Con un preadolescente de 11 años, el encierro se complica un poco más. Ya no lo puedo distraer con “cualquier cosa”. Está entrando en esa etapa en que todo es aburrido 😐 o demasiado infantil.

Rosalina Marrero y su hijo, Sergio
Rosalina Marrero y su hijo, Sergio (Suministrada)

Pero la bendita tecnología que permite la conexión en línea con sus amigos mientras juega, ha sido un alivio. Él no ha experimentado el vacío de sus amigos porque se hablan a diario, se retan, se ríen de memes o vídeos, se cuentan anécdotas, comparten memorias, chatean. Lo hace con amigos del colegio e incluso con otros que se mudaron a Estados Unidos y coinciden virtualmente. Es una comunicación que se da natural en ellos.

Una mamá que me acompaña en esta experiencia, me dijo algo así, “Mi hijo es como es porque así es él, no por lo que juega”. Exacto. La crianza y personalidad que está formando mi hijo no descansa en este tipo de entretenimiento. Es mucho más.

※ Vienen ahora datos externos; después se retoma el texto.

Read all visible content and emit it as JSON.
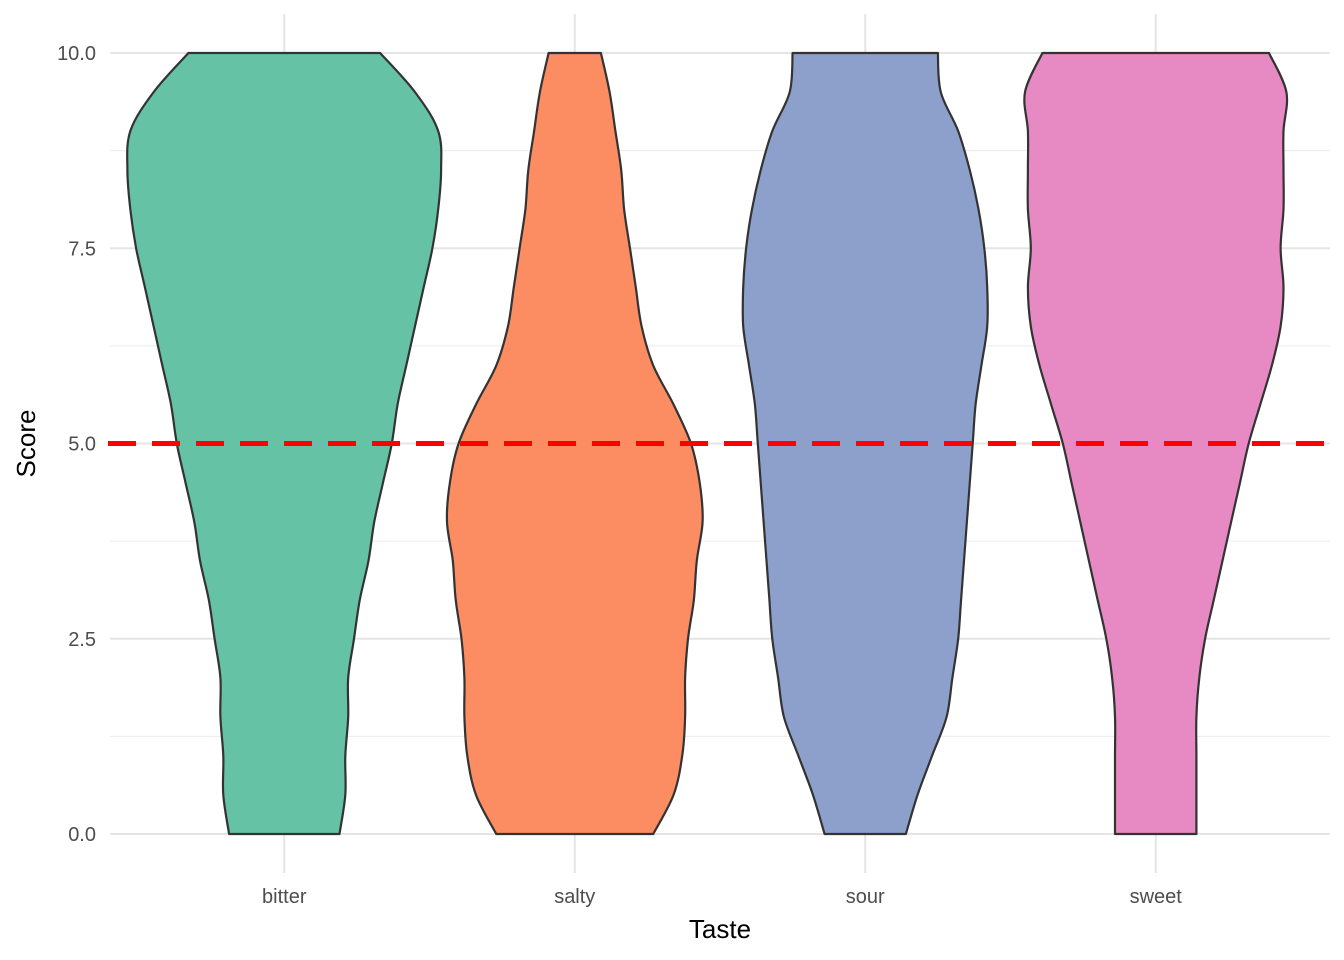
{
  "chart_data": {
    "type": "violin",
    "title": "",
    "xlabel": "Taste",
    "ylabel": "Score",
    "categories": [
      "bitter",
      "salty",
      "sour",
      "sweet"
    ],
    "ylim": [
      0,
      10
    ],
    "y_ticks": [
      "0.0",
      "2.5",
      "5.0",
      "7.5",
      "10.0"
    ],
    "y_tick_values": [
      0,
      2.5,
      5,
      7.5,
      10
    ],
    "grid": true,
    "legend": "none",
    "reference_line": {
      "y": 5,
      "style": "dashed",
      "color": "#ff0000"
    },
    "colors": [
      "#66c2a5",
      "#fc8d62",
      "#8da0cb",
      "#e78ac3"
    ],
    "outline_color": "#333333",
    "series": [
      {
        "category": "bitter",
        "density_y": [
          0,
          0.5,
          1,
          1.5,
          2,
          2.5,
          3,
          3.5,
          4,
          4.5,
          5,
          5.5,
          6,
          6.5,
          7,
          7.5,
          8,
          8.5,
          9,
          9.5,
          10
        ],
        "half_width": [
          0.19,
          0.21,
          0.21,
          0.22,
          0.22,
          0.24,
          0.26,
          0.29,
          0.31,
          0.34,
          0.37,
          0.39,
          0.42,
          0.45,
          0.48,
          0.51,
          0.53,
          0.54,
          0.53,
          0.45,
          0.33
        ]
      },
      {
        "category": "salty",
        "density_y": [
          0,
          0.5,
          1,
          1.5,
          2,
          2.5,
          3,
          3.5,
          4,
          4.5,
          5,
          5.5,
          6,
          6.5,
          7,
          7.5,
          8,
          8.5,
          9,
          9.5,
          10
        ],
        "half_width": [
          0.27,
          0.34,
          0.37,
          0.38,
          0.38,
          0.39,
          0.41,
          0.42,
          0.44,
          0.43,
          0.4,
          0.34,
          0.27,
          0.23,
          0.21,
          0.19,
          0.17,
          0.16,
          0.14,
          0.12,
          0.09
        ]
      },
      {
        "category": "sour",
        "density_y": [
          0,
          0.5,
          1,
          1.5,
          2,
          2.5,
          3,
          3.5,
          4,
          4.5,
          5,
          5.5,
          6,
          6.5,
          7,
          7.5,
          8,
          8.5,
          9,
          9.5,
          10
        ],
        "half_width": [
          0.14,
          0.18,
          0.23,
          0.28,
          0.3,
          0.32,
          0.33,
          0.34,
          0.35,
          0.36,
          0.37,
          0.38,
          0.4,
          0.42,
          0.42,
          0.41,
          0.39,
          0.36,
          0.32,
          0.26,
          0.25
        ]
      },
      {
        "category": "sweet",
        "density_y": [
          0,
          0.5,
          1,
          1.5,
          2,
          2.5,
          3,
          3.5,
          4,
          4.5,
          5,
          5.5,
          6,
          6.5,
          7,
          7.5,
          8,
          8.5,
          9,
          9.5,
          10
        ],
        "half_width": [
          0.14,
          0.14,
          0.14,
          0.14,
          0.15,
          0.17,
          0.2,
          0.23,
          0.26,
          0.29,
          0.32,
          0.36,
          0.4,
          0.43,
          0.44,
          0.43,
          0.44,
          0.44,
          0.44,
          0.45,
          0.39
        ]
      }
    ]
  }
}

Una tarde pasó algo, justamente entre los hijos de ambas, que me hizo saber que algo estoy haciendo bien en cuanto a la seguridad e independencia que va adquiriendo mi hijo. Lo escuché por largo rato discutir con dos amigos. Estaba molesto y frustrado. Llegó el punto en que defendía su argumento llorando y no me resistí a ir a consolarlo. Le dije que si no llegaban a un entendido, que se saliera del juego. Aún con las lágrimas corriéndole por la cara, se paró y me dijo, “Déjame resolver esto solo”. Me estremecí, respeté lo que me pedía y me fui.

Fue como ese reality check. No vi un bebé, vi un jovencito que comienza a tomar ciertas decisiones (aunque siempre vigiladas) y tiene la capacidad de enfrentarse a las situaciones o conflictos propios de la edad. Fue un ejercicio bonito, porque luego las mamás nos hablamos, nos consolamos y aprendimos juntas.

Con esto no pretendo justificar ni sobrevalorar los videojuegos. Tampoco busco aprobación, porque como establecí en el inicio, cada quien lleva la maternidad como mejor puede, y no tengo duda de que en esto también hay efectos negativos. Lo expongo porque estoy convencida de que si se mantiene un control sobre estos juegos, pueden servir de herramienta multiusos, sobre todo en la etapa de cambios de la preadolescencia, donde los padres, madres y tutores, tenemos que seguir buscando y encontrando experiencias o elementos de conexión con nuestros hijos e hijas. Por lo menos lo ha sido para nosotros dentro de esta nueva realidad que no aún desconocemos.